Before you choose a digital currency wallet to use, it’s essential to understand that there are two “types” of wallets available – “hot” and “cold” cryptocurrency wallets. Wallets of the hot variety are perpetually connected to the internet with digital keys that let users purchase and trade cryptocurrencies. Hot wallets, while arguably more convenient to use than cold ones, do introduce a greater risk of data breaches because of their constant internet connectivity. Cold wallets, as you may have guessed, are always offline and rely on physical keys rather than digital public and private keys but must be plugged into your device before you can access them.
If you’re investing in and trading digital currency, you may also be using a cryptocurrency exchange to manage your portfolio of high-value digital assets. While convenient and straightforward to use, these exchanges also present the risk of being targeted by malicious third parties. In addition to using strong and unique passwords and security safeguards such as multi-factor authentication, it’s highly recommended that digital currency traders and investors use cryptocurrency VPNs to encrypt their internet connection when accessing their exchange of choice.
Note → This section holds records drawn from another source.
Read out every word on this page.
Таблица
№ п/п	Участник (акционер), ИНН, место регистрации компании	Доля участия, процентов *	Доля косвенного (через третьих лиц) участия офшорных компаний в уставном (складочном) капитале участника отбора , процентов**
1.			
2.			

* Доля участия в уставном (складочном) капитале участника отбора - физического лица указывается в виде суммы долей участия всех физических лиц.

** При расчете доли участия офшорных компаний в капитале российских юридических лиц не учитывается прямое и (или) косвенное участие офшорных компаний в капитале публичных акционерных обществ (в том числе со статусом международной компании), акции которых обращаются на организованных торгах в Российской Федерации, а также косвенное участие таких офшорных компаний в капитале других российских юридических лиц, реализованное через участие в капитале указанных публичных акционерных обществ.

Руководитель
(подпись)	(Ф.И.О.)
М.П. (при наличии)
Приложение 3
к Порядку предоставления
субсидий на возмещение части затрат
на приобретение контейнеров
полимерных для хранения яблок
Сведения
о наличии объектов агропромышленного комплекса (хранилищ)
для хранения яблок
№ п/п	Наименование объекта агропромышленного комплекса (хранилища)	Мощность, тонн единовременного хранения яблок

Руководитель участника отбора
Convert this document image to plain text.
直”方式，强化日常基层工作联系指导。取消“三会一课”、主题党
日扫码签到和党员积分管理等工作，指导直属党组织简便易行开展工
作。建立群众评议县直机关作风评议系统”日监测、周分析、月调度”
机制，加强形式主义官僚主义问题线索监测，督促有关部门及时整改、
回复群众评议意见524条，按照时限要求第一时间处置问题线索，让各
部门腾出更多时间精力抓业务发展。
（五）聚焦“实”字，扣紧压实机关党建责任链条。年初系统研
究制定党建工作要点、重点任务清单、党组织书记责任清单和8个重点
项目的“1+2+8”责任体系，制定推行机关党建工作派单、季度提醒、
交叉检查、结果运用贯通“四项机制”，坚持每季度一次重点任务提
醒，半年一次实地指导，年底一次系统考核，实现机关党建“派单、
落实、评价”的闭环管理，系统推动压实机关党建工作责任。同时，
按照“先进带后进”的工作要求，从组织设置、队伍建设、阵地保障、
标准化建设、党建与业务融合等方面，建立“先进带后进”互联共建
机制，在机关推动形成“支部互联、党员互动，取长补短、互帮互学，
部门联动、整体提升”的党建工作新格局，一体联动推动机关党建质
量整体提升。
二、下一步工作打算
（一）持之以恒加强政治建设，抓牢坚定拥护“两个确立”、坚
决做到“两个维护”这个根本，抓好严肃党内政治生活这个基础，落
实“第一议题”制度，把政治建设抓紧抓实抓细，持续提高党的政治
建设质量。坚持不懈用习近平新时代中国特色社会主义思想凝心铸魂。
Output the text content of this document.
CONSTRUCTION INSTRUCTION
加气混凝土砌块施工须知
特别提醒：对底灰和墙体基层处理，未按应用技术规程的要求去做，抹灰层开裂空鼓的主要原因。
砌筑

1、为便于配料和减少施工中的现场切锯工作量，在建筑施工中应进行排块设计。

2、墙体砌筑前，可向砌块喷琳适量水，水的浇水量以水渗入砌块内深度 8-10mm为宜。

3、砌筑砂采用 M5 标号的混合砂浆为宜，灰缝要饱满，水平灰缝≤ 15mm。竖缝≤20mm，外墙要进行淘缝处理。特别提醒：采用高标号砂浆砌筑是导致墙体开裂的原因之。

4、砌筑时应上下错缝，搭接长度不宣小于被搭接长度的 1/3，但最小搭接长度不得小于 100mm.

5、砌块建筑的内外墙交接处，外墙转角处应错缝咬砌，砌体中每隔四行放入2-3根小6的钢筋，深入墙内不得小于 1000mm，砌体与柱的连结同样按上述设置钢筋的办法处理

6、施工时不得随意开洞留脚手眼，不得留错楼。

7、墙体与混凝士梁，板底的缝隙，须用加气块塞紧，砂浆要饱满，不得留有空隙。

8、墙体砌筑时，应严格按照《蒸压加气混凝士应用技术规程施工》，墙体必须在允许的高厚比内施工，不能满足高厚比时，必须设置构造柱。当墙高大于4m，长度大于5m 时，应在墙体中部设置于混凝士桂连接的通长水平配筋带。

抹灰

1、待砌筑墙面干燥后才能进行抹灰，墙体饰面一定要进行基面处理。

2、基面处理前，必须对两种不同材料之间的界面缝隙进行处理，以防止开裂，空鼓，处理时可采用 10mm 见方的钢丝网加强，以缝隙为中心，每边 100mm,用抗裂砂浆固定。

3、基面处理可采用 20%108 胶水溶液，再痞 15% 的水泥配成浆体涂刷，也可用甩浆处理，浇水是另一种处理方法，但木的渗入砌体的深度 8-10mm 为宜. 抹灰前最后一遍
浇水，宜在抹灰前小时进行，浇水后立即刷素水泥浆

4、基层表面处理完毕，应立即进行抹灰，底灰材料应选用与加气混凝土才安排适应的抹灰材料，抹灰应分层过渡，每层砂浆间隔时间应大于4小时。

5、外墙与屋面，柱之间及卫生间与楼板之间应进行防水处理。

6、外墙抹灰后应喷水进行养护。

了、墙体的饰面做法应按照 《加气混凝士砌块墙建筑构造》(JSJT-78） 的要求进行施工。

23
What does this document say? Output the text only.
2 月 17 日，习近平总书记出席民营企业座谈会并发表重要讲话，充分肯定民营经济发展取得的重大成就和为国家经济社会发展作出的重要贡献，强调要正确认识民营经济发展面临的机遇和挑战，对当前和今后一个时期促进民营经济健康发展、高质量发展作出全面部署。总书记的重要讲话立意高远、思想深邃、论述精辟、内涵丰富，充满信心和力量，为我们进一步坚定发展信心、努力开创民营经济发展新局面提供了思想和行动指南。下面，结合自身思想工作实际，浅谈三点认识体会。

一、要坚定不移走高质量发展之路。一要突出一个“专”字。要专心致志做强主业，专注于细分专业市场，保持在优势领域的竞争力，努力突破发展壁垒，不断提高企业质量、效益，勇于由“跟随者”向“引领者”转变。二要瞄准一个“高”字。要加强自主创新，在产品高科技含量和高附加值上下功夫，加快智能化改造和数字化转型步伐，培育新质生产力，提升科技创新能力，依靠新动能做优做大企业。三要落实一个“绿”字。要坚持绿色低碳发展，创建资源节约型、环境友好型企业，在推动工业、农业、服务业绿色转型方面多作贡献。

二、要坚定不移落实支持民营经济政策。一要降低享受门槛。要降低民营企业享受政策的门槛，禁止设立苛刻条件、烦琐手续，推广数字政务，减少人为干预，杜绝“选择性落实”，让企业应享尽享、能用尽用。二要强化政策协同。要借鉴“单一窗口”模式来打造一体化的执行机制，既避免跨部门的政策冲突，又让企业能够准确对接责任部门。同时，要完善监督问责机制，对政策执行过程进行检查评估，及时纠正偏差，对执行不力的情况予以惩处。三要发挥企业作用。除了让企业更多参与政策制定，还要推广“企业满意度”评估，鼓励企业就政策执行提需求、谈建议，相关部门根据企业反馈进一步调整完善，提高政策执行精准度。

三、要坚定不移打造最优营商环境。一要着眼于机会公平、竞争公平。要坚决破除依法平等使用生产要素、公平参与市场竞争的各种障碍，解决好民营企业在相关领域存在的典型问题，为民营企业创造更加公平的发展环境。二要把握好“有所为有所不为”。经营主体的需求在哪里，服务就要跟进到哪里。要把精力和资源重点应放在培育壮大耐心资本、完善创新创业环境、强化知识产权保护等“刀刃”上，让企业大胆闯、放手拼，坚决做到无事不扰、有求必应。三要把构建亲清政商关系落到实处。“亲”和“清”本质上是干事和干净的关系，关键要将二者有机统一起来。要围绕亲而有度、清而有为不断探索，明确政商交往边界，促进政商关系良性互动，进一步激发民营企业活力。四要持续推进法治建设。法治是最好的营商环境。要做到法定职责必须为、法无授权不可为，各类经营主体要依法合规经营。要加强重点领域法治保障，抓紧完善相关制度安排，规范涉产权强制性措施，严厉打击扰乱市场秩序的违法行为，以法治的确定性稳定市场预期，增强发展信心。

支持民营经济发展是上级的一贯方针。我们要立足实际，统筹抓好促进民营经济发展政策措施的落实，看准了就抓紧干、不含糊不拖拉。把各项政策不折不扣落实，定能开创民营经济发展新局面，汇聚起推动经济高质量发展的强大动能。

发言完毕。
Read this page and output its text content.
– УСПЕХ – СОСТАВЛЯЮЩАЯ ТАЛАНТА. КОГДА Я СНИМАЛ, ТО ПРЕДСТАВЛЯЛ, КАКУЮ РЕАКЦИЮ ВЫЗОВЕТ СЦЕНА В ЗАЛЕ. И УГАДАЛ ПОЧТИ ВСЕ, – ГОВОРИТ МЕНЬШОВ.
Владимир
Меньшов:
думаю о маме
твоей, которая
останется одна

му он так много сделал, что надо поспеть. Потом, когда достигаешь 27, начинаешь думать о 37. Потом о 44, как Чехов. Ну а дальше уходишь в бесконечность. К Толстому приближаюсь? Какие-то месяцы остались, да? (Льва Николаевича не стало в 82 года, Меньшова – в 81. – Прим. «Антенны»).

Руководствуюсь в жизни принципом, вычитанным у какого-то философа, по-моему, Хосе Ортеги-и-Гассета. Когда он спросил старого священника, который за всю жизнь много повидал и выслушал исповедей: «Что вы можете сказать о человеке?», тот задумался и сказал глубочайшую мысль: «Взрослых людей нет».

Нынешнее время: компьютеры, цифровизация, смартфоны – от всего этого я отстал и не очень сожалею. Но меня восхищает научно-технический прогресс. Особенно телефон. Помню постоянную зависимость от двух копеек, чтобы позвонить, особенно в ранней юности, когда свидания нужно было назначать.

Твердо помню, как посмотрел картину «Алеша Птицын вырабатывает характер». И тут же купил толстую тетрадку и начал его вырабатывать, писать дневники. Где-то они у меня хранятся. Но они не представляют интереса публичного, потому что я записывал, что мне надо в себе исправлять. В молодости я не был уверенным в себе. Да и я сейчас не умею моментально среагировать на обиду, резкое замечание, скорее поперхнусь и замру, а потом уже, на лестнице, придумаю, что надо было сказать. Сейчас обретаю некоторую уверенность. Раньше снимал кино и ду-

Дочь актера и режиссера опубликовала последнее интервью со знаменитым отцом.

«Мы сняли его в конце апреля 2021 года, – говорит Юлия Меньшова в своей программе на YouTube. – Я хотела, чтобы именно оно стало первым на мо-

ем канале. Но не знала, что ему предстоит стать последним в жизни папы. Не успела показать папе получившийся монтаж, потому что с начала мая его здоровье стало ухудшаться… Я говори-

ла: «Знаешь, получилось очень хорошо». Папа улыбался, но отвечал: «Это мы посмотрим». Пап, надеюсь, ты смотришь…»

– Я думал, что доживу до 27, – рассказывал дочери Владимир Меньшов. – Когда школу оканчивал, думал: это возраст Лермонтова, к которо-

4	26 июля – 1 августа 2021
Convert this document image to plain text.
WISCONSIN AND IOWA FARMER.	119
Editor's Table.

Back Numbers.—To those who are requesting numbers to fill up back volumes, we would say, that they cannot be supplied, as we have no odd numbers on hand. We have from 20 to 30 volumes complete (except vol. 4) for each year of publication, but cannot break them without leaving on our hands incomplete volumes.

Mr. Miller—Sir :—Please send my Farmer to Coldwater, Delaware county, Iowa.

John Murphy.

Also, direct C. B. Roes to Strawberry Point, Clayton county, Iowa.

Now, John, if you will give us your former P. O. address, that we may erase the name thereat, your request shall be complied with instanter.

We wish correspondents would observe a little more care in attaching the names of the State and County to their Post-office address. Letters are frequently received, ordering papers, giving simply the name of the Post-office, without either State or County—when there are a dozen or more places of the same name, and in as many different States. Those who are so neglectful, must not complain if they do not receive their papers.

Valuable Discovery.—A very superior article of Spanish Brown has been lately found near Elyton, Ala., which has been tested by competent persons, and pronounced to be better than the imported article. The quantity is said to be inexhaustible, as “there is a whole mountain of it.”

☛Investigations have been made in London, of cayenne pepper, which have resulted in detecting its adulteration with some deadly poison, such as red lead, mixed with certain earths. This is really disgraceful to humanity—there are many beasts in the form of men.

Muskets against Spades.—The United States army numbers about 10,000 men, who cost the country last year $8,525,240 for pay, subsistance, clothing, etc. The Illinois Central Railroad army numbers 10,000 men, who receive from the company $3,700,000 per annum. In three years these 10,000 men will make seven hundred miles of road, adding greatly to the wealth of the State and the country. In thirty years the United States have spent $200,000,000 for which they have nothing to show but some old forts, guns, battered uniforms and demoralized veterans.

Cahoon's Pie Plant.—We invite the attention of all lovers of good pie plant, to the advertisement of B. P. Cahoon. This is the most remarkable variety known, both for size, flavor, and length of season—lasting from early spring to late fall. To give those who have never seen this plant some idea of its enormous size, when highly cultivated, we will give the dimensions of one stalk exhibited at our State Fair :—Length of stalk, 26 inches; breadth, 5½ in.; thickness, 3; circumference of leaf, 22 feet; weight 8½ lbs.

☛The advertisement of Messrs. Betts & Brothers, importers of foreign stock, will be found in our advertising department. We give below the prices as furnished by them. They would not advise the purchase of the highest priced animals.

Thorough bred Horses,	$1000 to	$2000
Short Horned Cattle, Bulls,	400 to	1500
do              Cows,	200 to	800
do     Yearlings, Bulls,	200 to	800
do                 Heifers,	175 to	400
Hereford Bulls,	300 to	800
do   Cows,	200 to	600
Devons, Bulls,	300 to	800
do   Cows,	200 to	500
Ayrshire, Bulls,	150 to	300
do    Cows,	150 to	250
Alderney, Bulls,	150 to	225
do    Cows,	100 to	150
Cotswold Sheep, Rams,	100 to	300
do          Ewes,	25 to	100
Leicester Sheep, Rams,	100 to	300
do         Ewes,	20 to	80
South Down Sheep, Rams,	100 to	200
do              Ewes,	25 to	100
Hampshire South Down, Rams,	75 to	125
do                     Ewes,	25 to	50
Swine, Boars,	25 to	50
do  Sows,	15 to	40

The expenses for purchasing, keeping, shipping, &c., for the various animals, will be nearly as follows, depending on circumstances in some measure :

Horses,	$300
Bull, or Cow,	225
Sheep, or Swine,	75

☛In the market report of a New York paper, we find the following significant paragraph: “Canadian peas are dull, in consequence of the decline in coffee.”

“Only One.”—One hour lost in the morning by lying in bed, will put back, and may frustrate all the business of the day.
Online shopping and banking have undoubtedly made many people’s lives much easier. Unfortunately, they’ve also introduced the risk of fraud and cyber-attacks. Cybercriminals are constantly ready to steal usernames and passwords of people’s online shopping and bank accounts. That’s why it’s so important to maintain strong cyber hygiene that focuses on unique passwords, multi-factor authentication, and prudent posting to social media platforms.
Cryptocurrency users should also follow the same best practices that apply to online shopping and banking. Additionally, if you’re trading and investing in cryptocurrency to any extent, you need to double down on your cyber hygiene by using a digital currency wallet and a VPN that’s specifically designed for cryptocurrency trading.